Живоглот умолял Огнелапа освободить его, обещая, что поделится древними знаниями, которые добыл под землей. Лорд Тенглор лишь посмеялся.
Когда взошло Солнце, Живоглот завопил. Он так визжал и корчился, что Огнелап, хотя и опасался обмана, освободил страждущего брата из-под придавившего его древа.
Живоглот столь долго пробыл под землей, что Солнце ослепило его. Он тер и царапал слезящиеся глаза, завывая жалостно-прежалостно, и Огнелап огляделся, ища, чем бы защитить его от жара Дневной Звезды. Но не успел он оглянуться, как ослепленный Живоглот зарылся в землю – быстрее, чем крот или барсук. К тому мгновению, когда подскочил к нему испуганный Огнелап, Живоглот успел сокрыться во чреве земли.

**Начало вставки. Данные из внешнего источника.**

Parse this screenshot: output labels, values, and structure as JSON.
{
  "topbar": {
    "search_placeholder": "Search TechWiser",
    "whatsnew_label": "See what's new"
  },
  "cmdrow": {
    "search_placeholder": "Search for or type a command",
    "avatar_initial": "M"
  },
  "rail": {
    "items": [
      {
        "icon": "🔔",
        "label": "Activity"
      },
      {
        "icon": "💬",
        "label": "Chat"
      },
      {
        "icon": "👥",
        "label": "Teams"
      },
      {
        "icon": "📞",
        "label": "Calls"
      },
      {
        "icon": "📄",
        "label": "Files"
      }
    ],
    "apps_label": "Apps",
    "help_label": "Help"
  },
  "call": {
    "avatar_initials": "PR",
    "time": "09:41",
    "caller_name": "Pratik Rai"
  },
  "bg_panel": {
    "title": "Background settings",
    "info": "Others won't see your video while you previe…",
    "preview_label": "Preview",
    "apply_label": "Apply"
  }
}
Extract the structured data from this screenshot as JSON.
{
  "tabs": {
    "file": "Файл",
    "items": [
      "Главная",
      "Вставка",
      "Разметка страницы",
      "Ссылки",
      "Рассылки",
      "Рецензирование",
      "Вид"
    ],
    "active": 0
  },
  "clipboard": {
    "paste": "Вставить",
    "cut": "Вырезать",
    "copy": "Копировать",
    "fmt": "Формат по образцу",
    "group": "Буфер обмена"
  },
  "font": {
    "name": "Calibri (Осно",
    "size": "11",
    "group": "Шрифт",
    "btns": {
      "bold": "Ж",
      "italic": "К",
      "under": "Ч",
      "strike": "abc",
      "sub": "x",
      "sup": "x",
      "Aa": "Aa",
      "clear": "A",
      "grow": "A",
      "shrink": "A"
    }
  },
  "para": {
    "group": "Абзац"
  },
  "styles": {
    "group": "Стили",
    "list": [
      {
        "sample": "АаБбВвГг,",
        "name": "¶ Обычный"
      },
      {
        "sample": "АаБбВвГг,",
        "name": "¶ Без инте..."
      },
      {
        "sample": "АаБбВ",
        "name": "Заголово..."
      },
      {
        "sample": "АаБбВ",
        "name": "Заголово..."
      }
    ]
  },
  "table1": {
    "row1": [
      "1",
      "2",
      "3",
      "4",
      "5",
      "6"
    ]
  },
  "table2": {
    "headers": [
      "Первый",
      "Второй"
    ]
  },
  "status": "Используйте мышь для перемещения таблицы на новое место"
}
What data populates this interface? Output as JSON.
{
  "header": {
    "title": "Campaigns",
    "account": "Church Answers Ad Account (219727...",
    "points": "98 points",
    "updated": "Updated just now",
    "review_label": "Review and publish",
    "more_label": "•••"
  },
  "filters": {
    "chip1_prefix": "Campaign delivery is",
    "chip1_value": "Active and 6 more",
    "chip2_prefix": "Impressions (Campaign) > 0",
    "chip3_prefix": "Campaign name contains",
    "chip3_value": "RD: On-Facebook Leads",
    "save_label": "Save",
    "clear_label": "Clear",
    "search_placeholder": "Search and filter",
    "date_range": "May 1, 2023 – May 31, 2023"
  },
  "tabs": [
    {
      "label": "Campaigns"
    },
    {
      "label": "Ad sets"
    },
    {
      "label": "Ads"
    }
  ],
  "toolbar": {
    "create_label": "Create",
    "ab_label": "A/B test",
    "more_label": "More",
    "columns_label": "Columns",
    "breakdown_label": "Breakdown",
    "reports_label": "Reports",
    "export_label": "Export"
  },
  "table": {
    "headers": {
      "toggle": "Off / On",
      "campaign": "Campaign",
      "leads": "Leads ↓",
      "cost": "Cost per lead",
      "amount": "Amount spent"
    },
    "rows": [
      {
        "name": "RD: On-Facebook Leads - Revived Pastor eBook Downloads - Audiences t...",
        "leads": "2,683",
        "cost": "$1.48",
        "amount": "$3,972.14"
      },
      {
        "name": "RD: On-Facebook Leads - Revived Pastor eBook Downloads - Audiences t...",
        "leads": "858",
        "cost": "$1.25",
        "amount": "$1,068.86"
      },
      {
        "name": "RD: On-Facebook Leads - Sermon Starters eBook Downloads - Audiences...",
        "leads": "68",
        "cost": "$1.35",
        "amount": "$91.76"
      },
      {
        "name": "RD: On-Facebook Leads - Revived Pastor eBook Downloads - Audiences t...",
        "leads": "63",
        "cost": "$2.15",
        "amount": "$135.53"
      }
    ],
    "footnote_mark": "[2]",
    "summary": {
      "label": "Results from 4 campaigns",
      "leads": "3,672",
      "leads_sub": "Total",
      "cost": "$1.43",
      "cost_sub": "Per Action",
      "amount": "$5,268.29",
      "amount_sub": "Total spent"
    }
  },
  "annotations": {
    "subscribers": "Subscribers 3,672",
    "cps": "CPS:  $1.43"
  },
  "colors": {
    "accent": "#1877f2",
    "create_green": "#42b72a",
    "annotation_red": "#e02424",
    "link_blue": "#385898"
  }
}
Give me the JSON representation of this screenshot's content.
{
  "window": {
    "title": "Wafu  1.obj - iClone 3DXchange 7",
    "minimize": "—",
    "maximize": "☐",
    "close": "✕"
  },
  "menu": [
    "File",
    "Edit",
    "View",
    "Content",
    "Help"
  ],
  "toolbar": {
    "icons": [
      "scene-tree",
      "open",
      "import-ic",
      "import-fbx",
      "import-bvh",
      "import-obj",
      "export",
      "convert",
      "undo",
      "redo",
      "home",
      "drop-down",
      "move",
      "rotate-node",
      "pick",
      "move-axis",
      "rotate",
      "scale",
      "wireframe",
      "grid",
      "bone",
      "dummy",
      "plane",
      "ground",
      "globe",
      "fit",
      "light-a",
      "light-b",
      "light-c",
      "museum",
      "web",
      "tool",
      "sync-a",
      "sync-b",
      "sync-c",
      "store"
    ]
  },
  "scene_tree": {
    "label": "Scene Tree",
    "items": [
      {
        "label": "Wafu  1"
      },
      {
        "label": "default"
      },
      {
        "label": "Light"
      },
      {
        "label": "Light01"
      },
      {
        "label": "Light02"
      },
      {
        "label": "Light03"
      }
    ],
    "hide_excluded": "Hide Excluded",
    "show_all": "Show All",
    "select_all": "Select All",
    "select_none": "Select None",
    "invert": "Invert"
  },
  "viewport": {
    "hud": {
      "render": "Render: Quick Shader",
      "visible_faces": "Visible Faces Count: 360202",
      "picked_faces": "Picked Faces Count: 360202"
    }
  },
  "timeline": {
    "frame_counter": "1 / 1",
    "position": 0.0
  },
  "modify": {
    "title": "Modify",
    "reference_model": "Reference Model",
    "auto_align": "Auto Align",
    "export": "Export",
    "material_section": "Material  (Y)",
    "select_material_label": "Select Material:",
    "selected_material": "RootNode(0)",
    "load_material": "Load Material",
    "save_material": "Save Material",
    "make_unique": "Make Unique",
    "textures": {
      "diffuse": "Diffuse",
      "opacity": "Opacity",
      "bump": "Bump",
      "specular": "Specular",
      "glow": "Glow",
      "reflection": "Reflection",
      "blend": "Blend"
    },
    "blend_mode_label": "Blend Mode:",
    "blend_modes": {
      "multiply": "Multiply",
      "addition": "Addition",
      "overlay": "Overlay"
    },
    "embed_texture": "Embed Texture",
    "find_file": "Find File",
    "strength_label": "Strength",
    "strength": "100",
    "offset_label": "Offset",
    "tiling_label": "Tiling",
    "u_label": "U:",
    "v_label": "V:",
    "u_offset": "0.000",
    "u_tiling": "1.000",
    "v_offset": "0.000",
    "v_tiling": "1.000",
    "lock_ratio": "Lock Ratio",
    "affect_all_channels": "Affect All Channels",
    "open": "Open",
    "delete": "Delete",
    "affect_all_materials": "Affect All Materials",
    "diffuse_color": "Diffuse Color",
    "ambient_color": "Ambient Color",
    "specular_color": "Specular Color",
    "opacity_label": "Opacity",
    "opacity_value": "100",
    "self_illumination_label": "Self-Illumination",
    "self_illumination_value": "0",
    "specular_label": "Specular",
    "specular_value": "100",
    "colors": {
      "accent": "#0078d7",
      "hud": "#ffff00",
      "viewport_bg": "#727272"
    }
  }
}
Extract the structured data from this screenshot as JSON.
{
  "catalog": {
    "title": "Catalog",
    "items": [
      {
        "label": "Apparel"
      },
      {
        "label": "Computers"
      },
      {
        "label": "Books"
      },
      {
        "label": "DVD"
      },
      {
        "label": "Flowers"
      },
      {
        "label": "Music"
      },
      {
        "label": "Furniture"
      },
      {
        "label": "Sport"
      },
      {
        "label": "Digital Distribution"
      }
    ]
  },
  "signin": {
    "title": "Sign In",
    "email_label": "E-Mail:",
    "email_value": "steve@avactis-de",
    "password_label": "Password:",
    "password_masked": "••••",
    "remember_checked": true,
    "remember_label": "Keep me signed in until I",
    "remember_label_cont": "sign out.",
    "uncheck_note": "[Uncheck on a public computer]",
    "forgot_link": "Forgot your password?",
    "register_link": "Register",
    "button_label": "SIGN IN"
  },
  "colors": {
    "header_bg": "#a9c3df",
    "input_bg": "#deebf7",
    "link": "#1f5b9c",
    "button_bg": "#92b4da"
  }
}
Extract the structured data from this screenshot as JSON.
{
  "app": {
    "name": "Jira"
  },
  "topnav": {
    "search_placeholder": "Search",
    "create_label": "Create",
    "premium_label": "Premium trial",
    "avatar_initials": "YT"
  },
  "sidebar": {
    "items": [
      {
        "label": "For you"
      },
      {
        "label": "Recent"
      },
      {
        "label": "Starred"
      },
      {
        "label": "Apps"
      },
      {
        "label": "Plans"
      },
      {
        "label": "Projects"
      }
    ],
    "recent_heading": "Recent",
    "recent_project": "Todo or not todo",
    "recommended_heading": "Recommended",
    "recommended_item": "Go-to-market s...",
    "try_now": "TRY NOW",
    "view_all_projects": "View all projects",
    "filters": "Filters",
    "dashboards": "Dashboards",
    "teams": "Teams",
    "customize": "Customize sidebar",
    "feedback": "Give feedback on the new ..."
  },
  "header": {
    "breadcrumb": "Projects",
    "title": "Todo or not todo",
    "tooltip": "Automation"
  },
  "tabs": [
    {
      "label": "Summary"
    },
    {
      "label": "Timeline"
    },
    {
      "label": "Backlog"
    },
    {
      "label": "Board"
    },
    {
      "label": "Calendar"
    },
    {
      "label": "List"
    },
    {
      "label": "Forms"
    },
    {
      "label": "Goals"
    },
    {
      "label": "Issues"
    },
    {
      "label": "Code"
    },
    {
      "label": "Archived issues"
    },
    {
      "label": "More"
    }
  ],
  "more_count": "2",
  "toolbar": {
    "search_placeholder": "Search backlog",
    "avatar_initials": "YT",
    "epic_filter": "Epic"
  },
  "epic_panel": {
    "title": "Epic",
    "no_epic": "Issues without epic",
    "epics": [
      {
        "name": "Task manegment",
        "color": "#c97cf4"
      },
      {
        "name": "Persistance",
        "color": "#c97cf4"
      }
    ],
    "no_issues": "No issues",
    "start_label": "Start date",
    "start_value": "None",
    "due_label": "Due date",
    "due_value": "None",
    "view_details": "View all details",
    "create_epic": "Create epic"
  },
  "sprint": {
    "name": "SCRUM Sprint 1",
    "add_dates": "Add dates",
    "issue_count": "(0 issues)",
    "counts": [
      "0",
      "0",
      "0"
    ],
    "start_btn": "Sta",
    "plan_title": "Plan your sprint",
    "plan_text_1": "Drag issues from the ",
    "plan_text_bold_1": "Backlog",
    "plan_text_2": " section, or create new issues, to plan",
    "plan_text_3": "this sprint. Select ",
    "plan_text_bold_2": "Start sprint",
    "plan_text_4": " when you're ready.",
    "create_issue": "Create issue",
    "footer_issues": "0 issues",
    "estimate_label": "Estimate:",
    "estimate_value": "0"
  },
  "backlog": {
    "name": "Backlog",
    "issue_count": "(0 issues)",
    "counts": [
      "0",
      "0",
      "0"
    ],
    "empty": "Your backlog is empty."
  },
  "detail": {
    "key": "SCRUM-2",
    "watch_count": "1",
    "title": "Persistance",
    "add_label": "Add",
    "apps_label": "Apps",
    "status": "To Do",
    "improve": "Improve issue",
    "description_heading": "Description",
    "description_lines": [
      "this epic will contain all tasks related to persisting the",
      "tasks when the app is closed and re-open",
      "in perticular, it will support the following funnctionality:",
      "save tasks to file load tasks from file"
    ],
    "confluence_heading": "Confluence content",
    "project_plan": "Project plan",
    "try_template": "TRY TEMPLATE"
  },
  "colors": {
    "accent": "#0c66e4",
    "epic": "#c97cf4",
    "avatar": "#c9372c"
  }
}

Говорят, он и сейчас живет там, незримый для Кошачества, и уже под землей вынашивает гнусные свои замыслы, страстно желая перевернуть Верхний Мир…
Нет, не сонливы, не робки
Мы с ней, друзья!
Глядим, вовсю раскрыв зрачки,
Луна и я!
У. С. Гилберт
Настал Час Подкрадывающейся Тьмы, и конек крыши, где лежал Хвосттрубой, окутала тень.
Он весь был погружен в грезы о прыжках и полетах, когда почувствовал странное покалывание в усах. Фритти Хвосттрубой, сын Охотничьего Племени, разом проснулся и понюхал воздух. Уши встали торчком, усы, распрямись, встопорщились: он словно вопрошал вечерний ветерок. Ничего необычного. Что же тогда пробудило его? Размышляя, он выпустил когти и прогнулся всем своим упругим хребтом – до самого кончика рыжего хвоста.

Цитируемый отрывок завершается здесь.